Wenn Du beginnst, Dich mit digitaler Barrierefreiheit zu befassen, wirst Du schnell auf die Abkürzung "POUR" stoßen. Ausgeschrieben beschreiben die Buchstaben die vier Grundprinzipien der Web Accessibility:
P - Perceivable
O - Operable
U - Understandable
R - Robust
Das bedeutet:
Deine Website muss so gestaltet sein, dass Menschen sie wahrnehmen können (perceivable). Außerdem müssen User Deine Website bedienen (operable) und verstehen (understandable) können. Zu guter Letzt müssen verschiedene User-Agents inklusive assistive Technologien in der Lage sein, Deine Website zu interpretieren (robust).
So einfach wie es jetzt vielleicht klingt, ist es aber nicht. Daher möchte ich Dir heute und in meinen nächsten Artikeln die einzelnen Prinzipien der digitalen Barrierefreiheit genauer vorstellen. Los geht es mit "Perceivable".
Perceivable = Wahrnehmbar
"Information and user interface components must be presentable to users in ways they can perceive." (deutsch: Die Informationen und die Komponenten der Benutzeroberfläche müssen für die Benutzer auf eine Weise dargestellt werden, die sie wahrnehmen können.) – § 1 WCAG
Der Relativsatz "die sie wahrnehmen können" ist hier besonders hervorzuheben. Vielleicht hast Du jetzt direkt das Bild eines blinden Menschen im Kopf, der mit Hilfe eines Screenreaders über Deine Website navigiert. Dass das funktioniert, ist wichtig, aber auch sehende Menschen profitieren von digitaler Barrierefreiheit.

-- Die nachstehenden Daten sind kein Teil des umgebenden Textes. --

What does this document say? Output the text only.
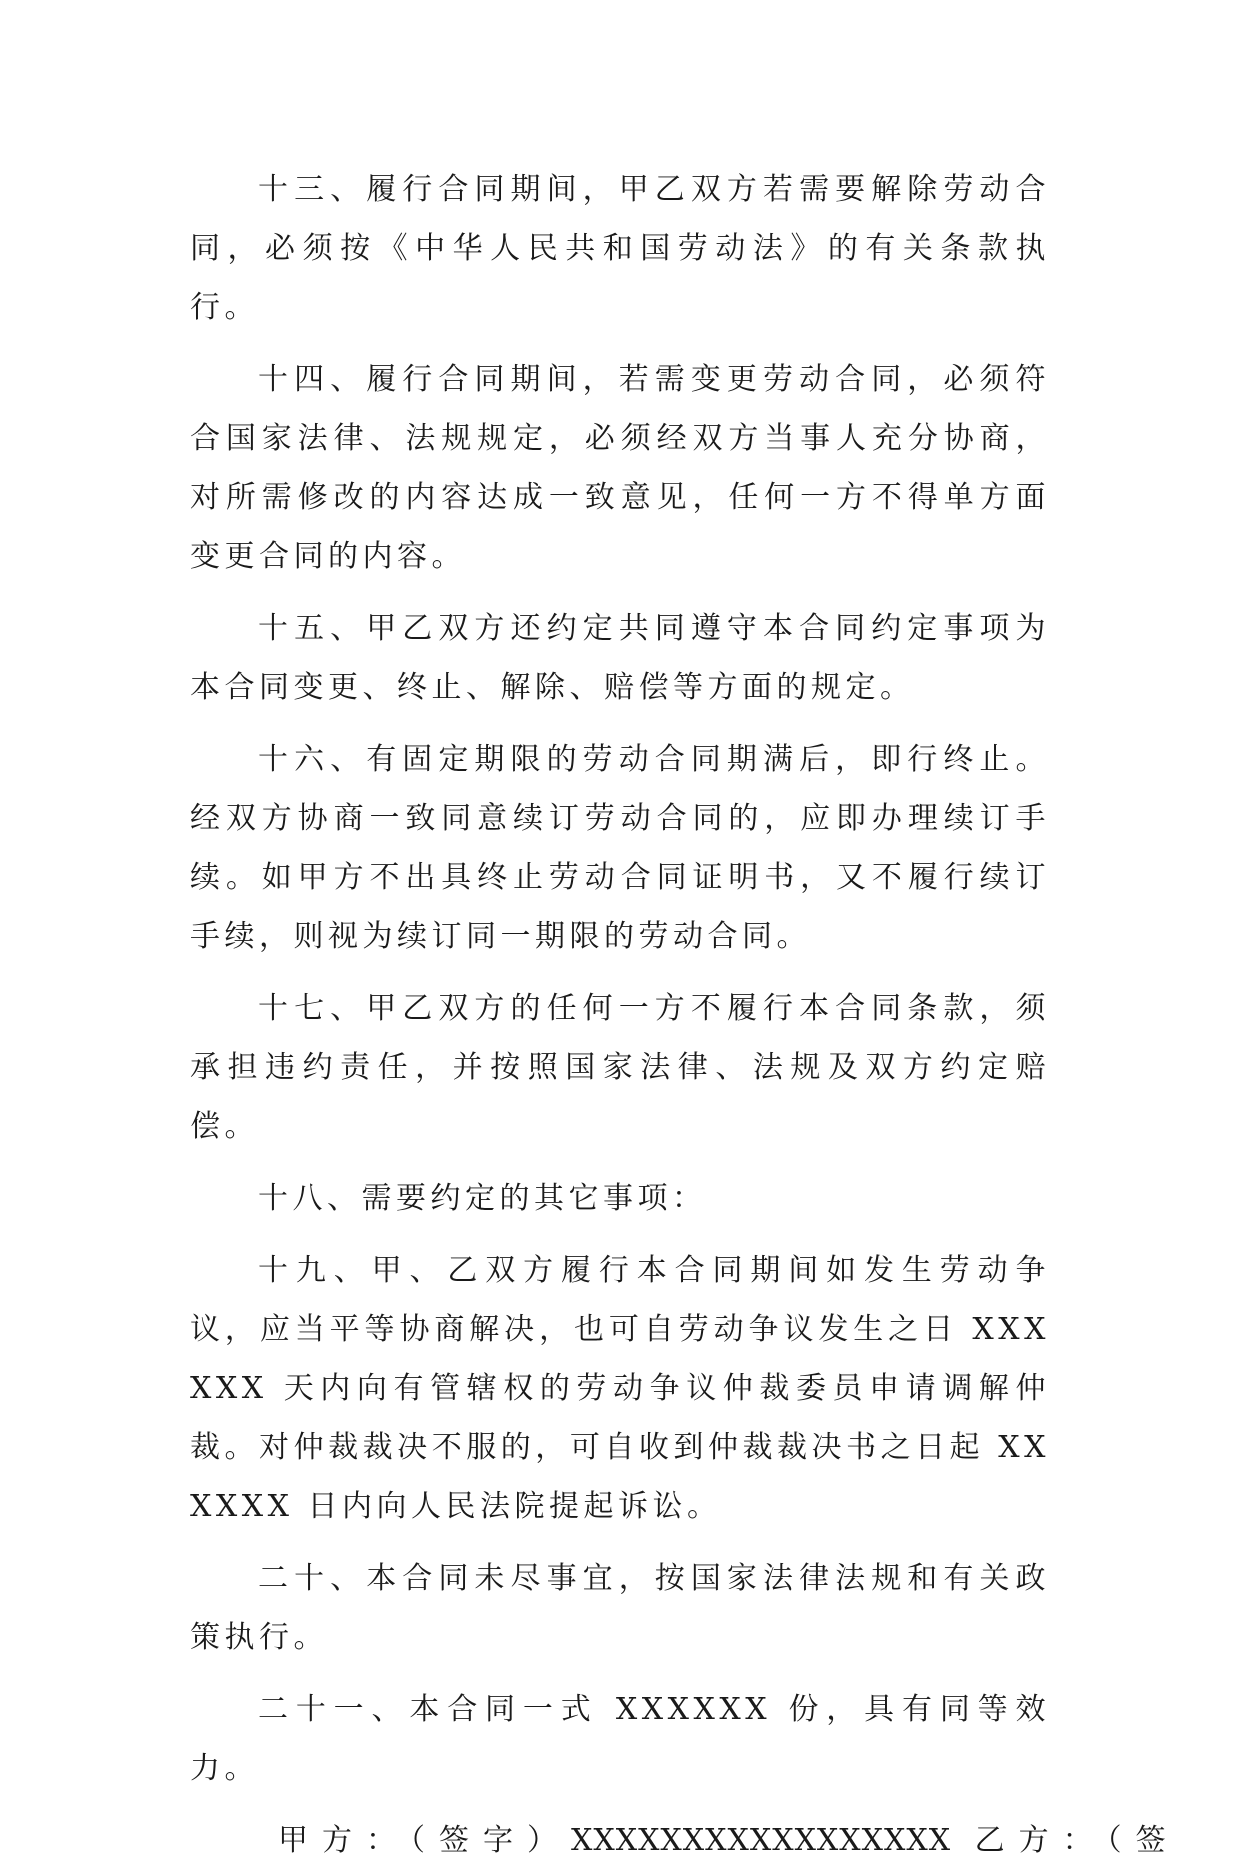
十三、履行合同期间，甲乙双方若需要解除劳动合同，必须按《中华人民共和国劳动法》的有关条款执行。

十四、履行合同期间，若需变更劳动合同，必须符合国家法律、法规规定，必须经双方当事人充分协商，对所需修改的内容达成一致意见，任何一方不得单方面变更合同的内容。

十五、甲乙双方还约定共同遵守本合同约定事项为本合同变更、终止、解除、赔偿等方面的规定。

十六、有固定期限的劳动合同期满后，即行终止。经双方协商一致同意续订劳动合同的，应即办理续订手续。如甲方不出具终止劳动合同证明书，又不履行续订手续，则视为续订同一期限的劳动合同。

十七、甲乙双方的任何一方不履行本合同条款，须承担违约责任，并按照国家法律、法规及双方约定赔偿。

十八、需要约定的其它事项：

十九、甲、乙双方履行本合同期间如发生劳动争议，应当平等协商解决，也可自劳动争议发生之日 XXXXXX 天内向有管辖权的劳动争议仲裁委员申请调解仲裁。对仲裁裁决不服的，可自收到仲裁裁决书之日起 XXXXXX 日内向人民法院提起诉讼。

二十、本合同未尽事宜，按国家法律法规和有关政策执行。

二十一、本合同一式 XXXXXX 份，具有同等效力。

甲方：（签字）XXXXXXXXXXXXXXXXX 乙方：（签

So haben in Deutschland 8% der Männer und 0,4% der Frauen eine Farbsinnstörung. Die Rot-Grün-Blindheit ist nur eine Variante dessen. Sie führt aber zum Beispiel dazu, dass Betroffene die beiden Farben nicht deutlich erkennen können. Wenn Du auf Deiner Seite jetzt ein Kontaktformular hast, das ein falsch ausgefülltes Feld nur rot markiert, ist für Menschen mit Rot-Grün-Blindheit dieser Fehler schwer zu erkennen. Statt des Hinweises allein über die rote Farbe sollte es deswegen auch eine Fehlermeldung in Textform geben. Das gilt aber nicht nur für Felder in Kontaktformularen. Auch Verlinkungen können schwer erkennbar sein, wenn man sie nur durch ihre Farbe identifizieren kann.

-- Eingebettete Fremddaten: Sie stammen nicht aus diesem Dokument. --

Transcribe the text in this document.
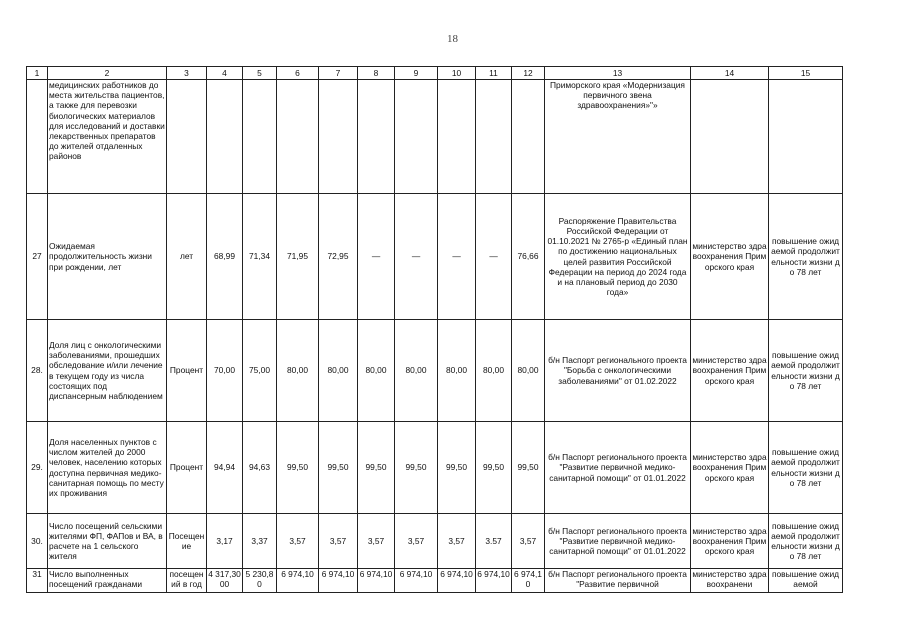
18
1	2	3	4	5	6	7	8	9	10	11	12	13	14	15
	медицинских работников до места жительства пациентов, а также для перевозки биологических материалов для исследований и доставки лекарственных препаратов до жителей отдаленных районов											Приморского края «Модернизация первичного звена здравоохранения»"»		
27	Ожидаемая продолжительность жизни при рождении, лет	лет	68,99	71,34	71,95	72,95	—	—	—	—	76,66	Распоряжение Правительства Российской Федерации от 01.10.2021 № 2765-р «Единый план по достижению национальных целей развития Российской Федерации на период до 2024 года и на плановый период до 2030 года»	министерство здравоохранения Приморского края	повышение ожидаемой продолжительности жизни до 78 лет
28.	Доля лиц с онкологическими заболеваниями, прошедших обследование и/или лечение в текущем году из числа состоящих под диспансерным наблюдением	Процент	70,00	75,00	80,00	80,00	80,00	80,00	80,00	80,00	80,00	б/н Паспорт регионального проекта "Борьба с онкологическими заболеваниями" от 01.02.2022	министерство здравоохранения Приморского края	повышение ожидаемой продолжительности жизни до 78 лет
29.	Доля населенных пунктов с числом жителей до 2000 человек, населению которых доступна первичная медико-санитарная помощь по месту их проживания	Процент	94,94	94,63	99,50	99,50	99,50	99,50	99,50	99,50	99,50	б/н Паспорт регионального проекта "Развитие первичной медико-санитарной помощи" от 01.01.2022	министерство здравоохранения Приморского края	повышение ожидаемой продолжительности жизни до 78 лет
30.	Число посещений сельскими жителями ФП, ФАПов и ВА, в расчете на 1 сельского жителя	Посещение	3,17	3,37	3,57	3,57	3,57	3,57	3,57	3.57	3,57	б/н Паспорт регионального проекта "Развитие первичной медико-санитарной помощи" от 01.01.2022	министерство здравоохранения Приморского края	повышение ожидаемой продолжительности жизни до 78 лет
31	Число выполненных посещений гражданами	посещений в год	4 317,3000	5 230,80	6 974,10	6 974,10	6 974,10	6 974,10	6 974,10	6 974,10	6 974,10	б/н Паспорт регионального проекта "Развитие первичной	министерство здравоохранени	повышение ожидаемой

Ein Beispiel – Noras Artikel über neue Karussells in den SERPs von letzter Woche:

Mit Protanopia, also kein Rot (hier simuliert über die Chrome Developer Tools), sieht Noras Text so aus:

Da die Links unterstrichen sind, kann man sie noch als solche erkennen, auch wenn sie sich farblich nicht mehr so gut vom Text abheben. Ohne die Unterstreichung wäre es aber schwer:

Hier muss man schon genauer hinsehen, um den Link erkennen zu können. Zudem sieht Noras Überschrift jetzt genauso aus wie der Link und könnte fälschlicherweise dafür gehalten werden.
Abgesehen von den Kriterien zur Farbe, ist für manche Menschen eine deutlich größere Schrift notwendig, um Inhalte richtig erkennen zu können. Deine Webseite muss daher auch mit einem Screen Magnifier oder bei 200%-Vergrößerung vernünftig wahrnehmbar sein – ohne dass sich dabei Elemente überlagern oder sich durch gleichzeitig vergrößerte Abstände der Text schlechter liest (Lesetipp dazu: Barrierefreie Schrifteinheiten – Mach deine Texte skalierbar auf gehirngerecht.digital).
Auch sollte nach der Vergrößerung kein gleichzeitiges horizontales und vertikales Scrollen notwendig sein, um zum Beispiel Text zu lesen. Denn, wenn Du sowohl horizontal als auch vertikal scrollen musst, verlierst sicher auch Du den Überblick in welcher Zeile Du weiterlesen musst.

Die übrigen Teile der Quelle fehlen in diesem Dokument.